LAGOS, March 25 (Reuters) - Western nations were right to intervene in Libya to prevent the killing of civilians and Muammar Gaddafi still has the chance to leave power peacefully, former U.S. President Bill Clinton said on Friday.

Clinton, who authorised the use of U.S. troops in a NATO bombing campaign in Kosovo during his presidency in the late 1990s, dismissed the prospect of NATO getting bogged down in a prolonged war in Libya, saying Western powers had made it clear they would not send in ground troops.

"(The Libyans) want this, in so far as possible, to be their own revolt as it was in Tunisia, as it was in Egypt, as it has been in Yemen," Clinton told Reuters during a visit to Nigeria's commercial capital Lagos.

"But the imbalance in arms was so great and (Gaddafi's) willingness to kill his own people so unlimited that someone had to try to at least balance the scales and give them a chance.
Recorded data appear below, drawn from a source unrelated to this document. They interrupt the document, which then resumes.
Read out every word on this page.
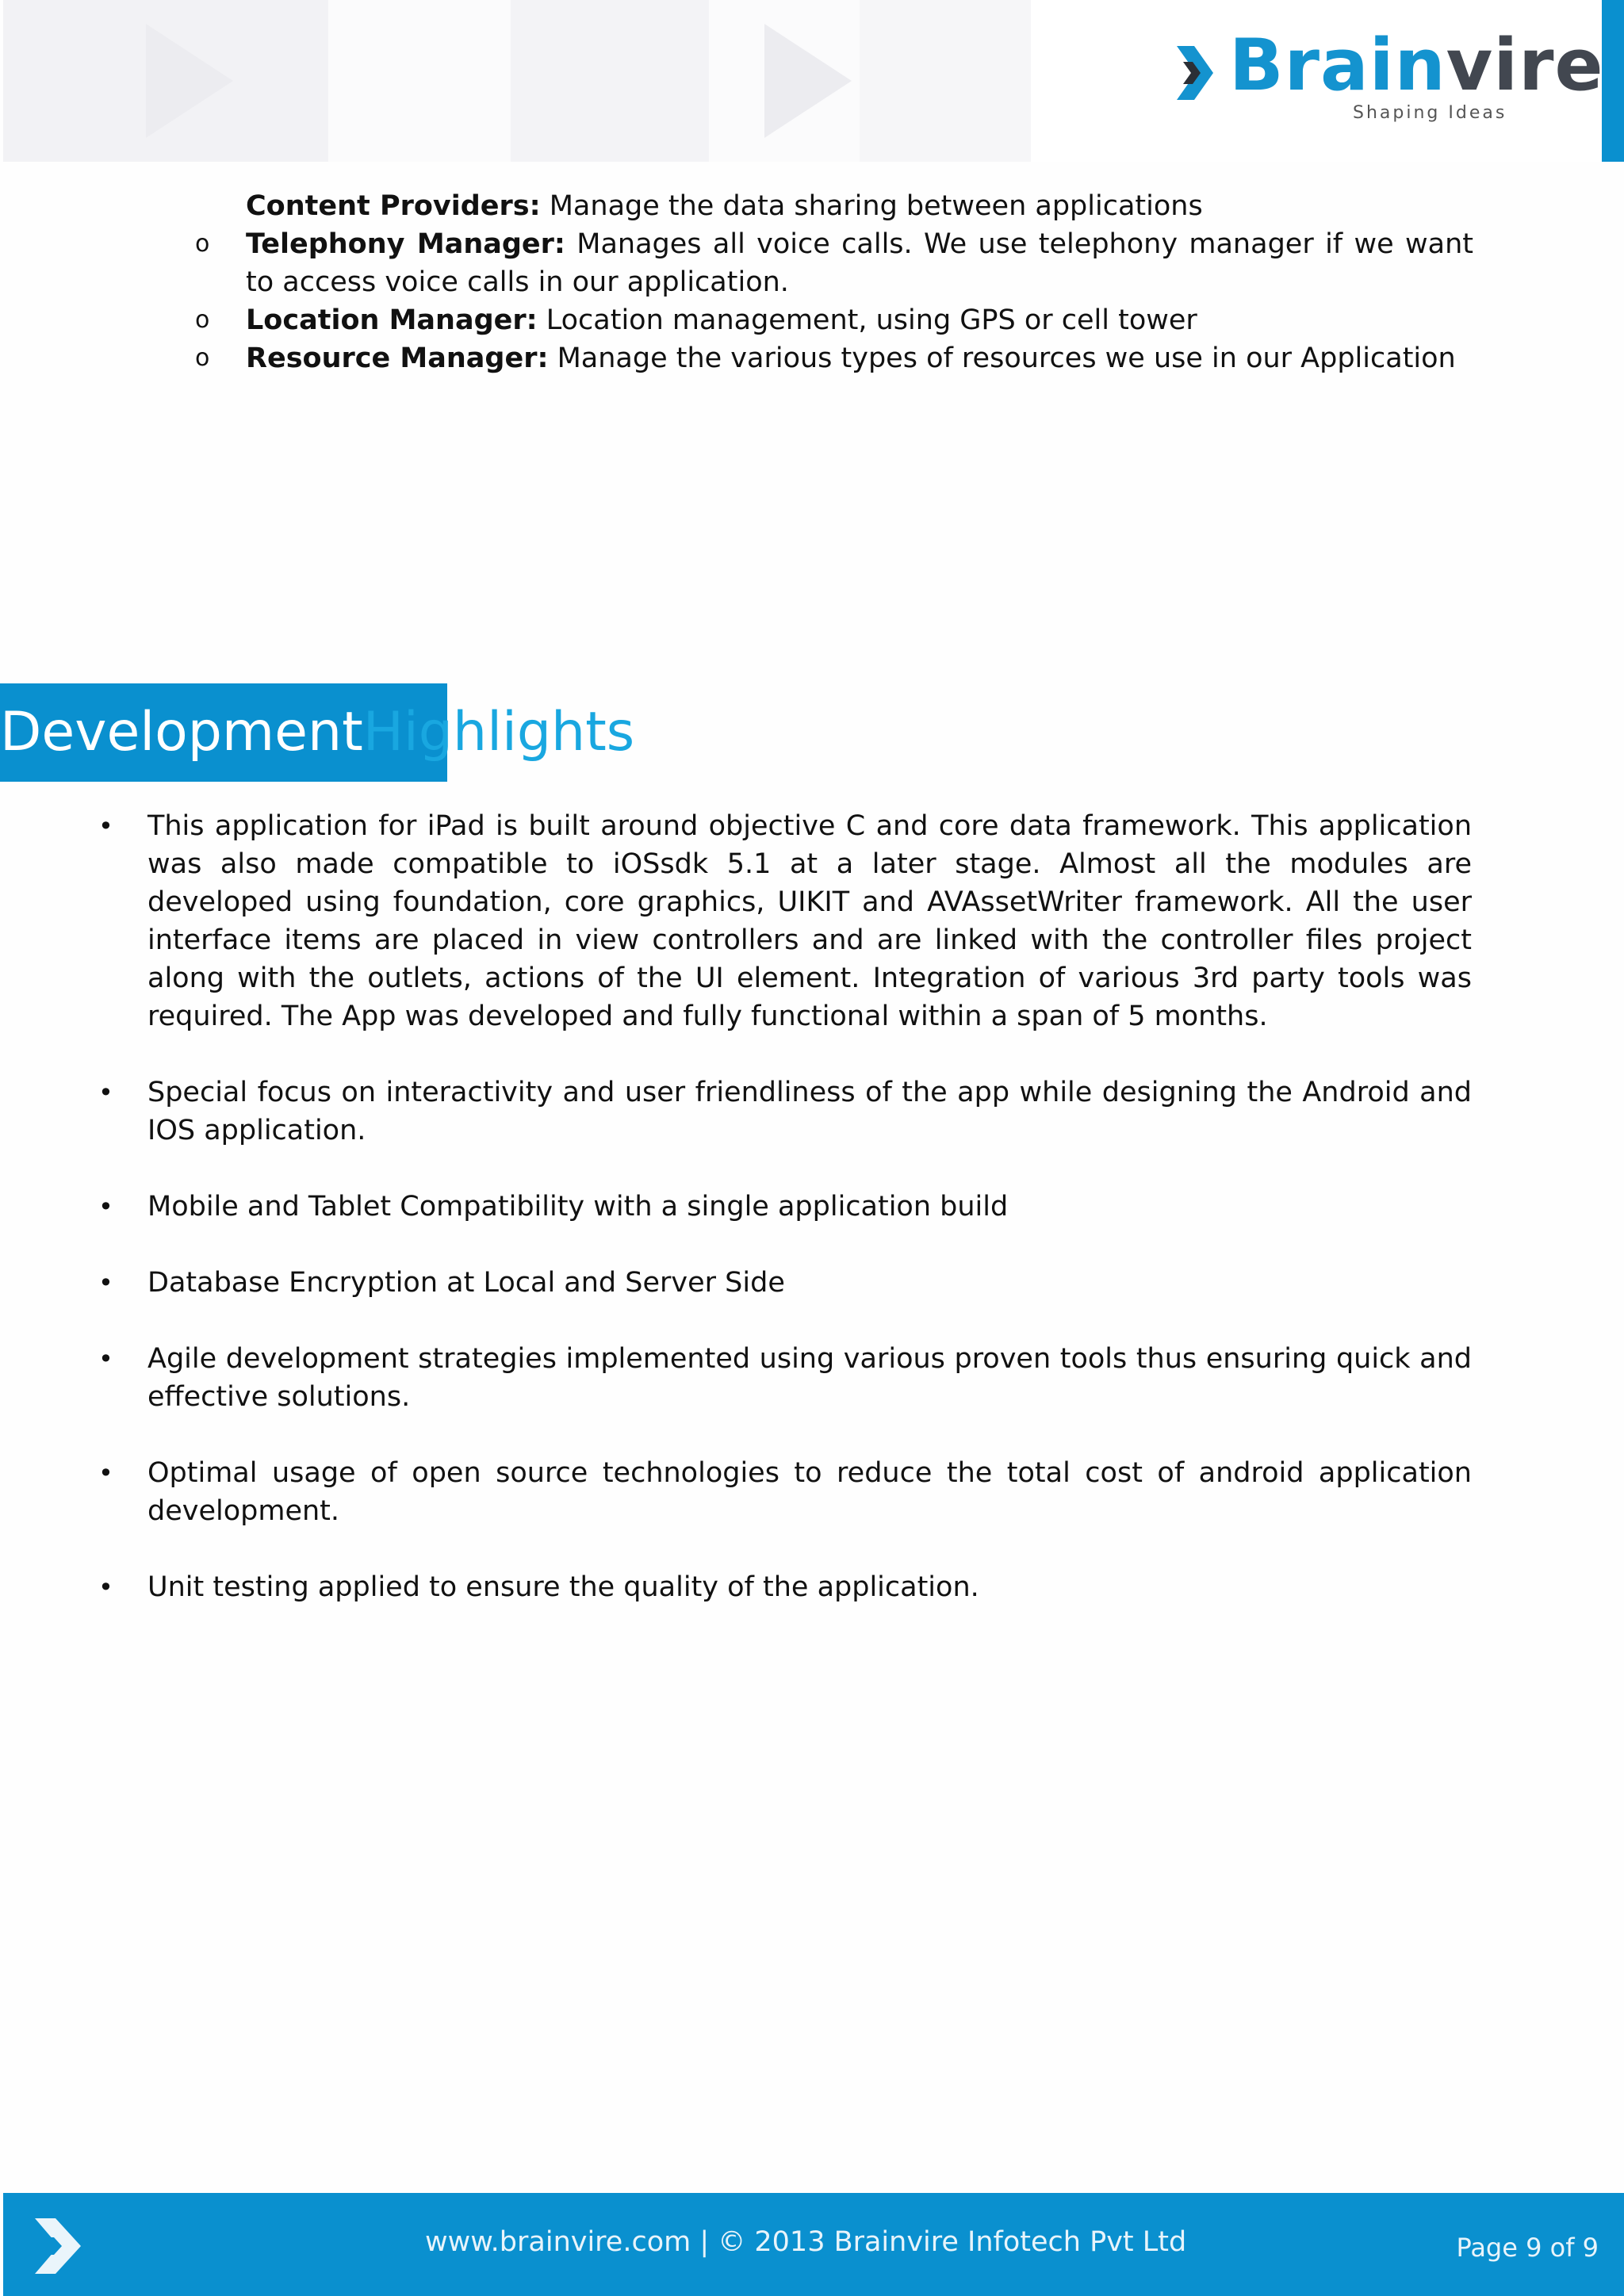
Brainvire
Shaping Ideas
Content Providers: Manage the data sharing between applications
o Telephony Manager: Manages all voice calls. We use telephony manager if we want to access voice calls in our application.
o Location Manager: Location management, using GPS or cell tower
o Resource Manager: Manage the various types of resources we use in our Application
DevelopmentHighlights
• This application for iPad is built around objective C and core data framework. This application was also made compatible to iOSsdk 5.1 at a later stage. Almost all the modules are developed using foundation, core graphics, UIKIT and AVAssetWriter framework. All the user interface items are placed in view controllers and are linked with the controller files project along with the outlets, actions of the UI element. Integration of various 3rd party tools was required. The App was developed and fully functional within a span of 5 months.
• Special focus on interactivity and user friendliness of the app while designing the Android and IOS application.
• Mobile and Tablet Compatibility with a single application build
• Database Encryption at Local and Server Side
• Agile development strategies implemented using various proven tools thus ensuring quick and effective solutions.
• Optimal usage of open source technologies to reduce the total cost of android application development.
• Unit testing applied to ensure the quality of the application.
www.brainvire.com | © 2013 Brainvire Infotech Pvt Ltd	Page 9 of 9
All we're doing is giving them a chance. I hope they make it."

Western warplanes bombed Gaddafi's tanks and artillery in eastern Libya on Friday to try to break a battlefield stalemate and help shift the balance of power in favour of the Arab world's most violent popular revolt.

NATO said its no-fly operation could last three months.
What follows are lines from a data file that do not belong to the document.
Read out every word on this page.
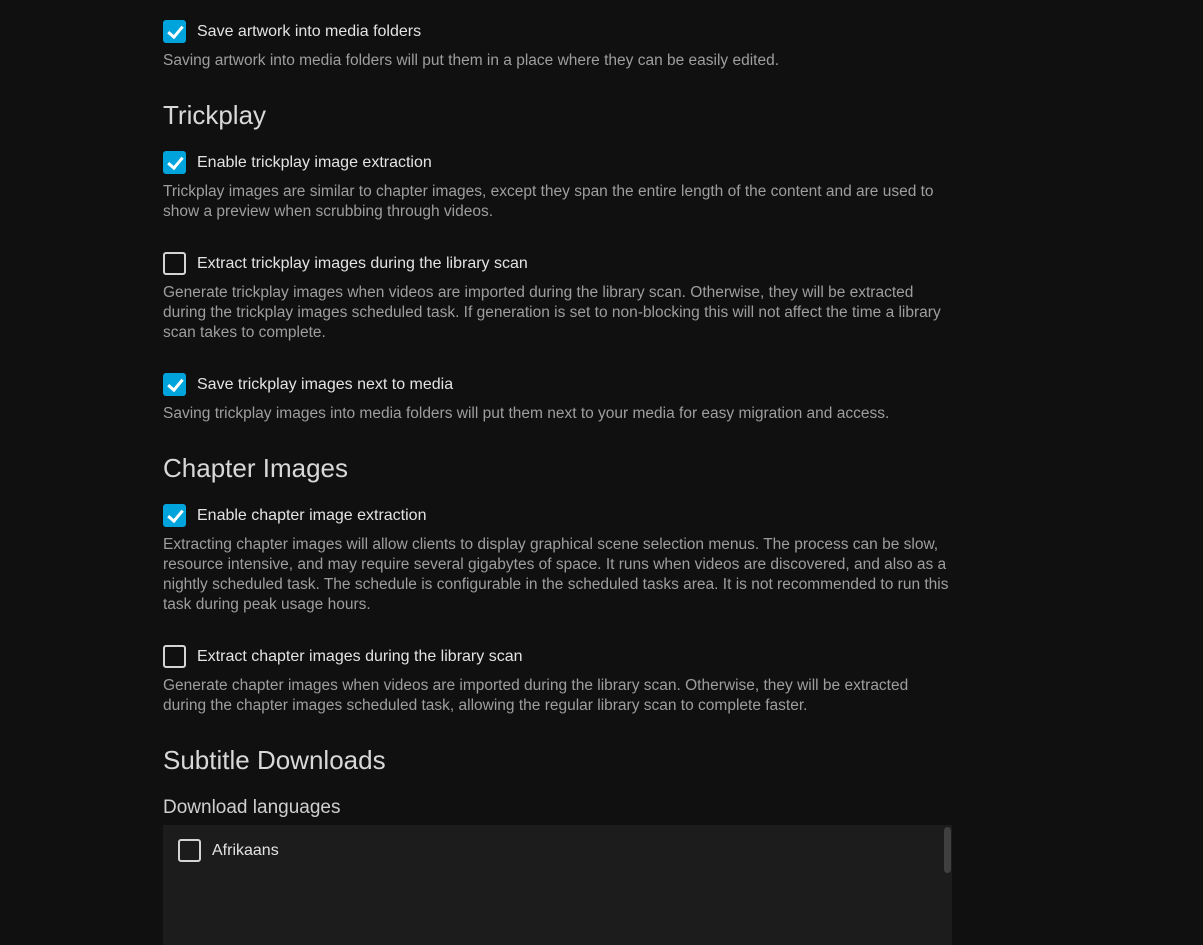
Save artwork into media folders
Saving artwork into media folders will put them in a place where they can be easily edited.
Trickplay
Enable trickplay image extraction
Trickplay images are similar to chapter images, except they span the entire length of the content and are used to show a preview when scrubbing through videos.
Extract trickplay images during the library scan
Generate trickplay images when videos are imported during the library scan. Otherwise, they will be extracted during the trickplay images scheduled task. If generation is set to non-blocking this will not affect the time a library scan takes to complete.
Save trickplay images next to media
Saving trickplay images into media folders will put them next to your media for easy migration and access.
Chapter Images
Enable chapter image extraction
Extracting chapter images will allow clients to display graphical scene selection menus. The process can be slow, resource intensive, and may require several gigabytes of space. It runs when videos are discovered, and also as a nightly scheduled task. The schedule is configurable in the scheduled tasks area. It is not recommended to run this task during peak usage hours.
Extract chapter images during the library scan
Generate chapter images when videos are imported during the library scan. Otherwise, they will be extracted during the chapter images scheduled task, allowing the regular library scan to complete faster.
Subtitle Downloads
Download languages
Afrikaans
"It's impossible to know what's going to happen but I think the international community did the right thing to stop what clearly was going to be a wholesale killing of the people who want to replace Mr Gaddafi," Clinton said.

"It would be a good thing if he left, he could still leave peacefully. He has plenty of money, he could go into exile and give the people their country back and their oil back ... That oil belongs to the people of Libya and it's being used to pay for mercenaries to come in and kill them," he said.